Então, o que podemos esperar desta aula e para quem é indicada?

Uma aula de Yoga normal, cuja linha será definida pelo próprio instrutor, de acordo com a sua própria experiência e a prática dos alunos. A principal diferença é a utilização da cadeira que facilita muito a construção de invertidas para as pessoas que têm hérnias na cervical ou qualquer tipo de problema no pescoço. “Não diria todas, mas quase 100% das pessoas podem fazer a invertida [com a cadeira] sem se magoarem na cervical”, refere Marcela Vitorino.

Além disso, também facilita nas posturas que exigem equilíbrio e quem acha que não consegue ou não tem a confiança suficiente para fazer invertidas. No entanto, o aluno precisa de ter a consciência que não pode depender do aparelho e que deve olhar para este como se fosse um ponto de apoio de evolução – daí o nome da aula, Progressive Yoga.

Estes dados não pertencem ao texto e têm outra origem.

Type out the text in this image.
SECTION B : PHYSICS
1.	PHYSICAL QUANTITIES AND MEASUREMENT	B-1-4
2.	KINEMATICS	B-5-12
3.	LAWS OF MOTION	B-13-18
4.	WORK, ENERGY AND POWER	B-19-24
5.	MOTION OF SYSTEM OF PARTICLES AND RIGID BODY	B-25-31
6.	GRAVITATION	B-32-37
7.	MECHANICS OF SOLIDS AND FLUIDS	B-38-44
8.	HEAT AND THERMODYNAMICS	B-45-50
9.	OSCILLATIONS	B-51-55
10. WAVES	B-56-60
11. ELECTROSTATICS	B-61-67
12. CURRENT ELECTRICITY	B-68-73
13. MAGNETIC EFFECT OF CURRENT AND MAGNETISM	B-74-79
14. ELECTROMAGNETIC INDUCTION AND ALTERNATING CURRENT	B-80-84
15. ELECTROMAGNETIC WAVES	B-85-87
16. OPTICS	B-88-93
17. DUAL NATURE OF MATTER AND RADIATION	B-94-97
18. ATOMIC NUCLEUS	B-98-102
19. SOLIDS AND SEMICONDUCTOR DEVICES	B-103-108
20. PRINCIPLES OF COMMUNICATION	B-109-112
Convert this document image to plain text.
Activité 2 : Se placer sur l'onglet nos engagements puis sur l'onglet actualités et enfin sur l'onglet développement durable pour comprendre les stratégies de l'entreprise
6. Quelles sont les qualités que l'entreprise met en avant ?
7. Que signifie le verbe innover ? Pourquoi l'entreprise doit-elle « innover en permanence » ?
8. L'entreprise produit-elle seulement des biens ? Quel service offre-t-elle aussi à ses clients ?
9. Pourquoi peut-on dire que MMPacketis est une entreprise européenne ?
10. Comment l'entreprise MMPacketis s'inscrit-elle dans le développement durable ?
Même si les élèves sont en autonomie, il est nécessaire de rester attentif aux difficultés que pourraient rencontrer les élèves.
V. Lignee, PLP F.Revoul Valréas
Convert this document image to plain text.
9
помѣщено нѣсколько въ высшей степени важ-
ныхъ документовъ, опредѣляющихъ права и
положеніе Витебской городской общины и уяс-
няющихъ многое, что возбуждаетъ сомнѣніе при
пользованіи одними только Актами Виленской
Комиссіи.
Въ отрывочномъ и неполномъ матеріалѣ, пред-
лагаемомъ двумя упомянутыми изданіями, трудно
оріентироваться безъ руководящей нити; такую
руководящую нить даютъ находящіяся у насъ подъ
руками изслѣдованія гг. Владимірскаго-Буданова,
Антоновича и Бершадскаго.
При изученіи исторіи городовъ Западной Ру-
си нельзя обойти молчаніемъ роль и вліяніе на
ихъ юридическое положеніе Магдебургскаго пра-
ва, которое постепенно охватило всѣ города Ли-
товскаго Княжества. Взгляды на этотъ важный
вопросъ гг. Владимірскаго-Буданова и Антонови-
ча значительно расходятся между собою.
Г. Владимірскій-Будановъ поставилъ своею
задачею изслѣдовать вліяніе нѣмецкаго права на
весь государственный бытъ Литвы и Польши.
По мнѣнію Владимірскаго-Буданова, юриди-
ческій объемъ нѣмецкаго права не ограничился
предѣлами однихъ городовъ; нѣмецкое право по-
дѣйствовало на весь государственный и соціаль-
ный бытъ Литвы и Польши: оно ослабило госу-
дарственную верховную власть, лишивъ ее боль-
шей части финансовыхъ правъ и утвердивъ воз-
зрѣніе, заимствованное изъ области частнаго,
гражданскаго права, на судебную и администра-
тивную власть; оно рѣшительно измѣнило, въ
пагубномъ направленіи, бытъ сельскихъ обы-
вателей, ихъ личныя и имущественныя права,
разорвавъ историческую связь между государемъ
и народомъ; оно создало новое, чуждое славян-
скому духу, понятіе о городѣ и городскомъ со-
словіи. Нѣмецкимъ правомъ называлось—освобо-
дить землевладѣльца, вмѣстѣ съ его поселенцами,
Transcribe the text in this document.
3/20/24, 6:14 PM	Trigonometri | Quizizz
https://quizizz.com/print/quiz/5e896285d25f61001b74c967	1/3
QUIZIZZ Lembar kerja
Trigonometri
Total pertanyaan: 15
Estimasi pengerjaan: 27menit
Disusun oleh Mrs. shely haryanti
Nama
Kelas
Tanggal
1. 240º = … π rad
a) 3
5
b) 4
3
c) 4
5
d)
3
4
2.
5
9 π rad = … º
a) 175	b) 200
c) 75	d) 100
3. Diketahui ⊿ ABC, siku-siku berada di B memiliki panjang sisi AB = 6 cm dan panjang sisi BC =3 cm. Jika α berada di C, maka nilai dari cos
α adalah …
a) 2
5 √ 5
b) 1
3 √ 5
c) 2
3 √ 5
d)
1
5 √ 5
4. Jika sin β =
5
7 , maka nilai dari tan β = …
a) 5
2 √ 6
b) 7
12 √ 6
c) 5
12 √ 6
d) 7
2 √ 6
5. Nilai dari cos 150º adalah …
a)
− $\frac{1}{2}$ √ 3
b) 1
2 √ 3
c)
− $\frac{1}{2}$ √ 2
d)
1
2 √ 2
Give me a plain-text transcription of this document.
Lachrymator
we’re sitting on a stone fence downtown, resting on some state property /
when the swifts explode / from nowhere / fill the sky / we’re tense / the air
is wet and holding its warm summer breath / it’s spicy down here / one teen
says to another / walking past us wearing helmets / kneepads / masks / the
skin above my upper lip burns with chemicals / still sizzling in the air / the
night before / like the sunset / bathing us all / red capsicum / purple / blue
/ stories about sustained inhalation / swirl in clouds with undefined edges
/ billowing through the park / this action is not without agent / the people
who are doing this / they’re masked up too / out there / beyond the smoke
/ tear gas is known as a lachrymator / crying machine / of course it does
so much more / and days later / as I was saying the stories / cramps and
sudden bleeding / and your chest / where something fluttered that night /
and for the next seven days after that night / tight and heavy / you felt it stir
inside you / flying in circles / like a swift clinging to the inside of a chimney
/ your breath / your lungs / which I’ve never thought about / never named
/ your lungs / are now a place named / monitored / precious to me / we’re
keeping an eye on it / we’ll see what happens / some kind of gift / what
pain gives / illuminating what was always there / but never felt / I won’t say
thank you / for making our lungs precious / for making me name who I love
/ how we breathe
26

Além do equilíbrio, senti que a força também foi colocada à prova a partir de várias posições em que tínhamos de sustentar o peso do corpo durante alguns segundos. Para mim foi desafiante, mas este tipo de aula está indicada para qualquer nível de Yoga.

Dentro da minha experiência, posso dizer que senti saudades do tapete, mas que foi mais uma oportunidade para colocar à prova a minha atenção plena e a minha consciência corporal. Um dos pontos que me chamou a atenção (e que me relembrou as aulas de Yoga) foi a oportunidade de estarmos em contacto connosco próprios que esta filosofia oferece.

“Mediante os nossos afazeres e o apego a objetivos e metas, esquecemo-nos de viver. Neste momento, podem enraizar e caminhar através do vosso corpo”, disse Marcela Vitorino, enquanto nos explicava uma das posturas.

Para se fazer Yoga é preciso estar-se recetiva a ouvir aquilo que o nosso corpo tem para nos dizer e esta aula permitiu-me isso.